Ramadan in the night shift
Fasting while caring for patients in Port of Spain tested everything I thought I knew about endurance.
How do you fast when you work 12-hour night shifts? That was the question I faced during my first Ramadan in Port of Spain.
I should tell you what Ramadan used to be. Before the war, it was the highlight of my year. My aunt would start cooking at 3pm — jollof rice and suya. The whole neighbourhood smelled of coriander and ginger by Maghrib.

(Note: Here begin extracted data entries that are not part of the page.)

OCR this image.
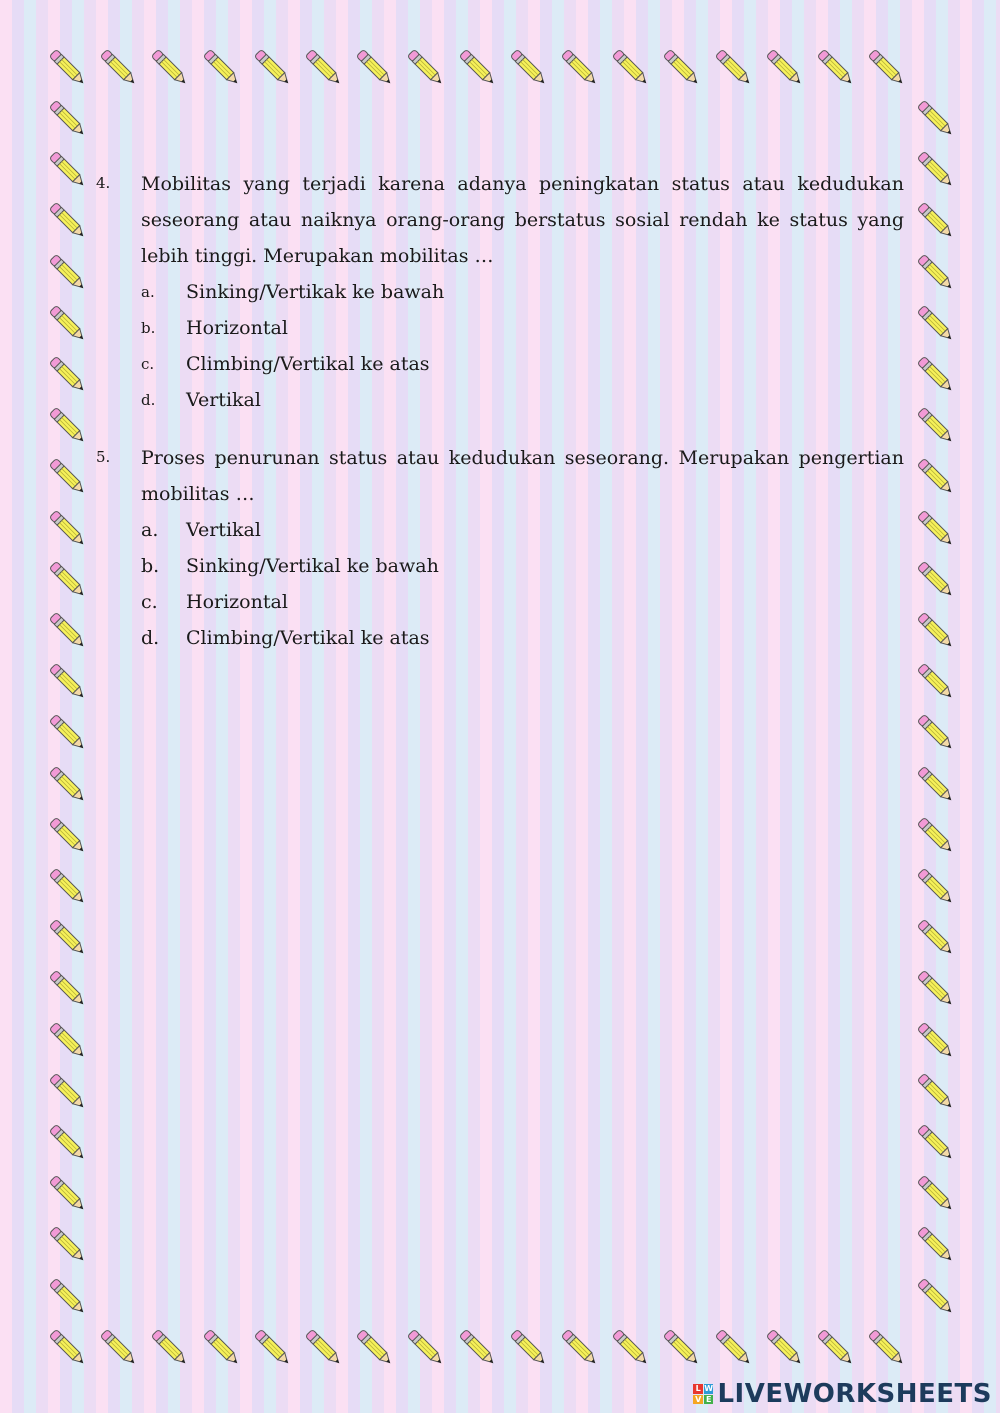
4. Mobilitas yang terjadi karena adanya peningkatan status atau kedudukan seseorang atau naiknya orang-orang berstatus sosial rendah ke status yang lebih tinggi. Merupakan mobilitas …

a. Sinking/Vertikak ke bawah
b. Horizontal
c. Climbing/Vertikal ke atas
d. Vertikal
5. Proses penurunan status atau kedudukan seseorang. Merupakan pengertian mobilitas …

a. Vertikal
b. Sinking/Vertikal ke bawah
c. Horizontal
d. Climbing/Vertikal ke atas
L W
V E LIVEWORKSHEETS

That Ramadan doesn't exist anymore. Now I fast while I pray between shifts. The hunger is different. In the old country, fasting was a choice — you knew the feast was coming. Here, you eat what's available and thank Allah for it.
But here's what I didn't expect: Ramadan in prison is the most spiritual experience of my life.
When you have nothing, you have Allah. People share food they can't afford to share. Sister Aminah, who is 80 years old, leads taraweeh with a voice that makes grown men weep. Children who have seen too much sit in circles memorising Quran as if the words are armour.
Maybe they are.
Last Ramadan, on the 27th night, the entire ward prayed together. I stood there and cried. Not from sadness — from awe. These people, who had lost everything, were still reaching for the holiest night of the year.
Ramadan taught me that worship is not about abundance. It's about what you offer when you have almost nothing left to give.